Seychelles : Seychelles votes in parliamentary poll after rivals boycott
on 2011/9/29 13:34:30
Seychelles

20110929
Reuters
VICTORIA (Reuters) - Voters in Seychelles began casting their ballots on Thursday in a parliamentary election that should hand the ruling People's Party a large majority after the main opposition group said it would boycott the poll.



A comfortable win for the People's Party, headed by President James Michel who was elected to a second term in office in May, would pave the way for further economic reforms to liberalise an economy that faced bankruptcy three years ago.

The leader of the opposition Seychelles National Party called the boycott in protest at the lack of electoral reform that he says deprived him of victory in the presidential election, but his call has left his party deeply divided.

"There is no doubt the ruling People's Party will win the forthcoming election with a large majority," said local political commentator John Lablache.

"They have won all other elections even when the opposition was strong but now with the opposition fragmented, it will be almost a walkover for the ruling party," he said.

Michel has overseen a raft of economic reforms to liberalise the economy after the palm-fringed archipelago faced an acute balance of payments crisis.

Under Michel's leadership, Seychelles has opened its doors to foreign investors, notably from Europe and the Gulf states, to invest in the tourism and real estate sectors.

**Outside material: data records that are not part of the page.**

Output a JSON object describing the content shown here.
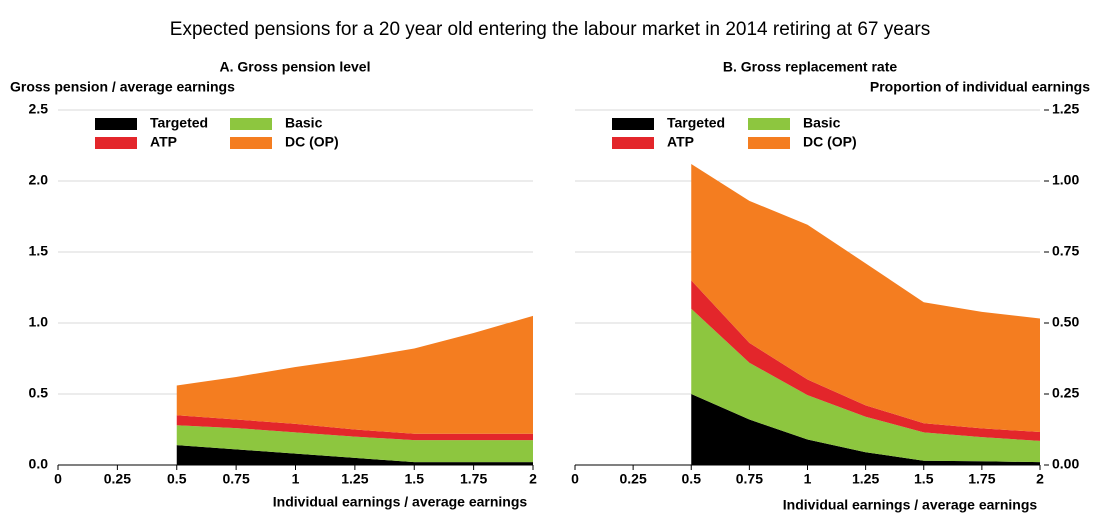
{
  "title": "Expected pensions for a 20 year old entering the labour market in 2014 retiring at 67 years",
  "chart_data": [
    {
      "type": "area",
      "stacked": true,
      "title": "A. Gross pension level",
      "y_label": "Gross pension / average earnings",
      "x_label": "Individual earnings / average earnings",
      "y_axis_side": "left",
      "grid": true,
      "x": [
        0.5,
        0.75,
        1,
        1.25,
        1.5,
        1.75,
        2
      ],
      "series": [
        {
          "name": "Targeted",
          "color": "#000000",
          "values": [
            0.14,
            0.11,
            0.08,
            0.05,
            0.02,
            0.02,
            0.02
          ]
        },
        {
          "name": "Basic",
          "color": "#8dc63f",
          "values": [
            0.14,
            0.15,
            0.15,
            0.15,
            0.155,
            0.155,
            0.155
          ]
        },
        {
          "name": "ATP",
          "color": "#e3262b",
          "values": [
            0.07,
            0.06,
            0.06,
            0.05,
            0.045,
            0.045,
            0.045
          ]
        },
        {
          "name": "DC (OP)",
          "color": "#f47d20",
          "values": [
            0.21,
            0.3,
            0.4,
            0.5,
            0.6,
            0.71,
            0.83
          ]
        }
      ],
      "legend_order": [
        0,
        2,
        1,
        3
      ],
      "xlim": [
        0,
        2
      ],
      "xticks": [
        0,
        0.25,
        0.5,
        0.75,
        1,
        1.25,
        1.5,
        1.75,
        2
      ],
      "ylim": [
        0,
        2.5
      ],
      "yticks": [
        {
          "value": 0,
          "label": "0.0"
        },
        0.5,
        {
          "value": 1,
          "label": "1.0"
        },
        1.5,
        {
          "value": 2,
          "label": "2.0"
        },
        2.5
      ]
    },
    {
      "type": "area",
      "stacked": true,
      "title": "B. Gross replacement rate",
      "y_label": "Proportion of individual earnings",
      "x_label": "Individual earnings / average earnings",
      "y_axis_side": "right",
      "grid": true,
      "x": [
        0.5,
        0.75,
        1,
        1.25,
        1.5,
        1.75,
        2
      ],
      "series": [
        {
          "name": "Targeted",
          "color": "#000000",
          "values": [
            0.25,
            0.16,
            0.09,
            0.045,
            0.015,
            0.013,
            0.01
          ]
        },
        {
          "name": "Basic",
          "color": "#8dc63f",
          "values": [
            0.3,
            0.2,
            0.156,
            0.125,
            0.1,
            0.085,
            0.075
          ]
        },
        {
          "name": "ATP",
          "color": "#e3262b",
          "values": [
            0.1,
            0.07,
            0.055,
            0.04,
            0.032,
            0.031,
            0.031
          ]
        },
        {
          "name": "DC (OP)",
          "color": "#f47d20",
          "values": [
            0.41,
            0.5,
            0.545,
            0.5,
            0.426,
            0.41,
            0.4
          ]
        }
      ],
      "legend_order": [
        0,
        2,
        1,
        3
      ],
      "xlim": [
        0,
        2
      ],
      "xticks": [
        0,
        0.25,
        0.5,
        0.75,
        1,
        1.25,
        1.5,
        1.75,
        2
      ],
      "ylim": [
        0,
        1.25
      ],
      "yticks": [
        {
          "value": 0,
          "label": "0.00"
        },
        {
          "value": 0.25,
          "label": "0.25"
        },
        {
          "value": 0.5,
          "label": "0.50"
        },
        {
          "value": 0.75,
          "label": "0.75"
        },
        {
          "value": 1,
          "label": "1.00"
        },
        {
          "value": 1.25,
          "label": "1.25"
        }
      ]
    }
  ]
}
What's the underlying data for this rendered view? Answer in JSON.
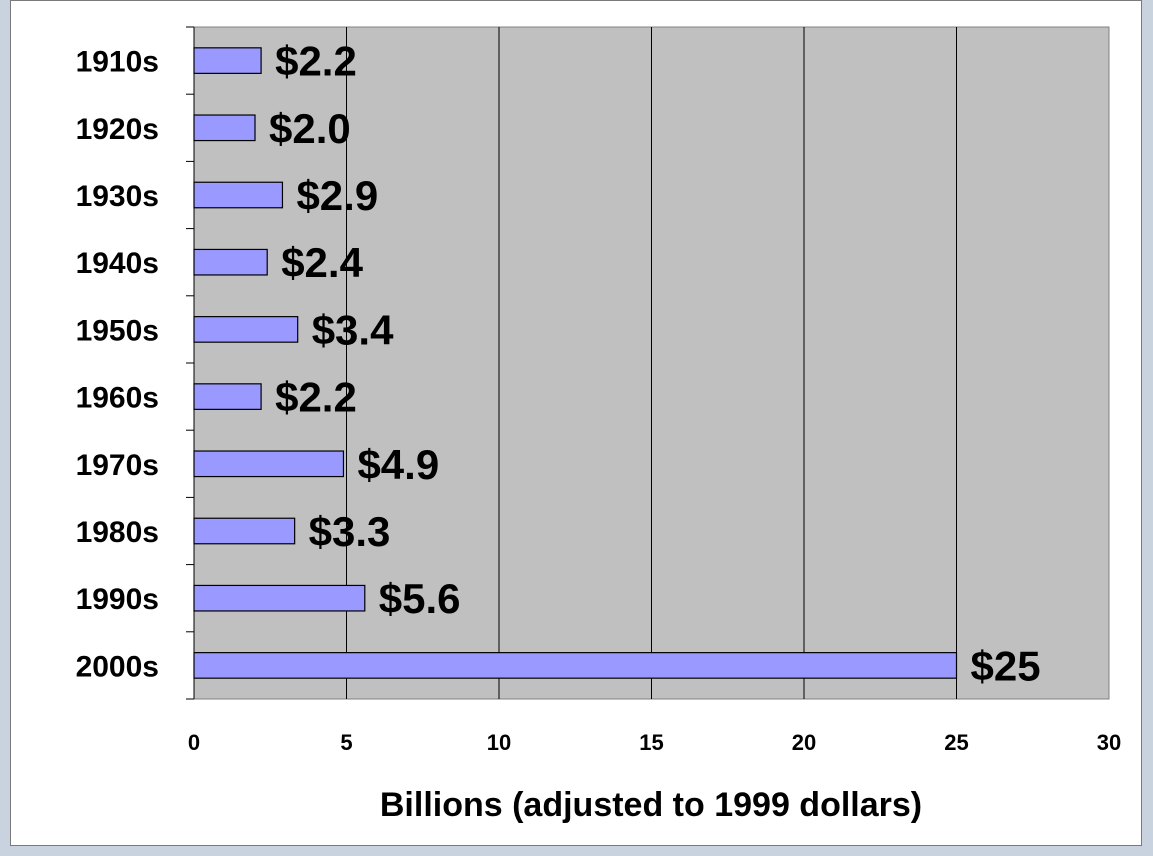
{
  "chart_data": {
    "type": "bar",
    "orientation": "horizontal",
    "categories": [
      "1910s",
      "1920s",
      "1930s",
      "1940s",
      "1950s",
      "1960s",
      "1970s",
      "1980s",
      "1990s",
      "2000s"
    ],
    "values": [
      2.2,
      2.0,
      2.9,
      2.4,
      3.4,
      2.2,
      4.9,
      3.3,
      5.6,
      25
    ],
    "data_labels": [
      "$2.2",
      "$2.0",
      "$2.9",
      "$2.4",
      "$3.4",
      "$2.2",
      "$4.9",
      "$3.3",
      "$5.6",
      "$25"
    ],
    "title": "",
    "xlabel": "Billions (adjusted to 1999 dollars)",
    "ylabel": "",
    "xlim": [
      0,
      30
    ],
    "xticks": [
      0,
      5,
      10,
      15,
      20,
      25,
      30
    ],
    "grid": "vertical",
    "legend": "none",
    "colors": {
      "bar_fill": "#9999ff",
      "bar_stroke": "#000000",
      "plot_background": "#c0c0c0",
      "gridline": "#000000"
    }
  }
}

Voters in the Indian Ocean archipelago's remotest islands will cast their ballots on Thursday and Friday, while the rest of the country's 69,480 voters will do so on Saturday.

The only opposition party fielding candidates is the Popular Democratic Movement (PDM), which was hurriedly formed by breakaway members of the Seychelles National Party after the boycott call from Wavel Ramkalawan.

Ramkalawan has been demanding reforms to the electoral system since his defeat in May' s presidential poll, which he said was marred by voter bribery. The PDM said a boycott would kill politics on the archipelago.

"The main reason we are standing is that we do not want the country to go back to the days of a one-party state. If we do not take part then we will have People's Party occupying all the seats in the National Assembly, in which case People's Party would be able to change the laws however they want, whenever they want," PDM leader David Pierre told Reuters.

Seychelles' National Assembly has 34 seats. Twenty five are filled by directly elected members and nine candidates are appointed by party leaders, with the number allocated to each party proportional to the party's performance.

The SNP held 11 seats in the last assembly, while the People's Party had 23.